Die Grünen haben die SPD nach dem Kabinettsbeschluss aufgefordert, das neue BKA-Gesetz noch aufzuhalten. Die Sozialdemokraten sollten das Gesetz über zusätzliche Befugnisse des BKA im Bundestag bis zur Bundestagswahl nicht weiterverfolgen, forderte der Parlamentarische Geschäftsführer Volker Beck nach dem Kabinettsbeschluss in Berlin.
Kritik aus der SPD-Fraktion
Damit wäre das BKA-Gesetz verhindert. Nach dem Kabinettsbeschluss zu dem umstrittenen Vorhaben sprach Beck von einem "schwarzen Tag für die Bürgerrechte". "Das BKA wird damit zur Superbehörde mit sämtlichen Geheimdienstbefugnissen entgegen des verfassungsrechtlichen Trennungsgebots", sagte Beck.
Bis kurz vor der Abstimmung herrschte in der SPD-Fraktion weiter Unmut gegen den Gesetzentwurf von Innenminister Wolfgang Schäuble (CDU).

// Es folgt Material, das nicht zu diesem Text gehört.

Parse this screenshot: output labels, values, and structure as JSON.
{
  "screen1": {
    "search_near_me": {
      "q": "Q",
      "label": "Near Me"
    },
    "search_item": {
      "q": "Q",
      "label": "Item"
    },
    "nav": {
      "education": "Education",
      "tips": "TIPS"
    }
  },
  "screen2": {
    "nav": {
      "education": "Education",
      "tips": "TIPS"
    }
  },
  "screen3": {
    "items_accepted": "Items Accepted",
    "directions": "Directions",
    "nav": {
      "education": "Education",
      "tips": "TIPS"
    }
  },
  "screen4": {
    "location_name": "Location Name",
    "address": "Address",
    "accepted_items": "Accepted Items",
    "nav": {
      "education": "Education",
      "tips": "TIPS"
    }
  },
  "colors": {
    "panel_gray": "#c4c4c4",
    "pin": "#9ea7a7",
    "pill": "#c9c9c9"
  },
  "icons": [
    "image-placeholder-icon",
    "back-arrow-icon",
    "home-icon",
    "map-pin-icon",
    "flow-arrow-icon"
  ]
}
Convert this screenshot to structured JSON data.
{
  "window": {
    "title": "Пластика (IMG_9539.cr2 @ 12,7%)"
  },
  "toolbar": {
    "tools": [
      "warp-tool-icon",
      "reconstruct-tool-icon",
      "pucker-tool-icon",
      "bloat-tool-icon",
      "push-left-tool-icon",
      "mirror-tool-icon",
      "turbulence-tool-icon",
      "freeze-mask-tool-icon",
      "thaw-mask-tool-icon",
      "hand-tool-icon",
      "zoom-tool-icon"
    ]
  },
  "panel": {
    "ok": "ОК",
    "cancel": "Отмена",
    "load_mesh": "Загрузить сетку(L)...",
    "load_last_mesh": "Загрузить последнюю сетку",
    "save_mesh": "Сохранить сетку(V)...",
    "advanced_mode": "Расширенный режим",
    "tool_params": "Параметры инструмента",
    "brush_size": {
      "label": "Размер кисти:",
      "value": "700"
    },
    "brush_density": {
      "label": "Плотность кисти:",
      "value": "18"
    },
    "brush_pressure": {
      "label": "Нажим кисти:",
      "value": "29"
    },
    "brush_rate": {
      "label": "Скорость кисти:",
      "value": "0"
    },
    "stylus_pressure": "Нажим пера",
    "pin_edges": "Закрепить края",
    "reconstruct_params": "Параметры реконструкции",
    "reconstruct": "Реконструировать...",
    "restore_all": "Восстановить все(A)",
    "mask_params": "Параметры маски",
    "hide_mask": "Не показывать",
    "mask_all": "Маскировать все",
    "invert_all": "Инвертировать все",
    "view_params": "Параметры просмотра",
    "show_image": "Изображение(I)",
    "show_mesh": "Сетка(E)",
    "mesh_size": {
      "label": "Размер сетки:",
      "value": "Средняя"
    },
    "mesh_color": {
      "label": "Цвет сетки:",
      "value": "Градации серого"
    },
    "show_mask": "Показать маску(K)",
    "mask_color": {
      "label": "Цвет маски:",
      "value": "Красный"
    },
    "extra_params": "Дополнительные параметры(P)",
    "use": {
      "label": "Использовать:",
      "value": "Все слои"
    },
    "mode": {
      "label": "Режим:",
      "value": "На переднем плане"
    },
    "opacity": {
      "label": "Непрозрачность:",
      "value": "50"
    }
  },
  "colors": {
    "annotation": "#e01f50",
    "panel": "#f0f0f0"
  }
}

Der SPD-Innenexperte Sebastian Edathy hatte vor der Kabinettsentscheidung über das BKA-Gesetz mehr Augenmaß bei der Sicherheitspolitik gefordert. "Wir wollen keinen Schnüffelstaat haben, sondern einen Staat, der nicht mit dem Vorschlaghammer, sondern sozusagen zielgenau mit der Pinzette dort vorgeht, wo wir in der Tat Sicherheitsbelange des Staates schützen müssen", sagte der Vorsitzende des Innenausschusses am Mittwoch im ZDF-Morgenmagazin.
"Es ist unzureichend, dass Schäuble nach einer Online-Durchsuchung nur zwei BKA-Beamte prüfen lassen will, ob der Kernbereich privater Lebensgestaltung eines Verdächtigen tangiert wird", sagte er der Tageszeitung Die Welt.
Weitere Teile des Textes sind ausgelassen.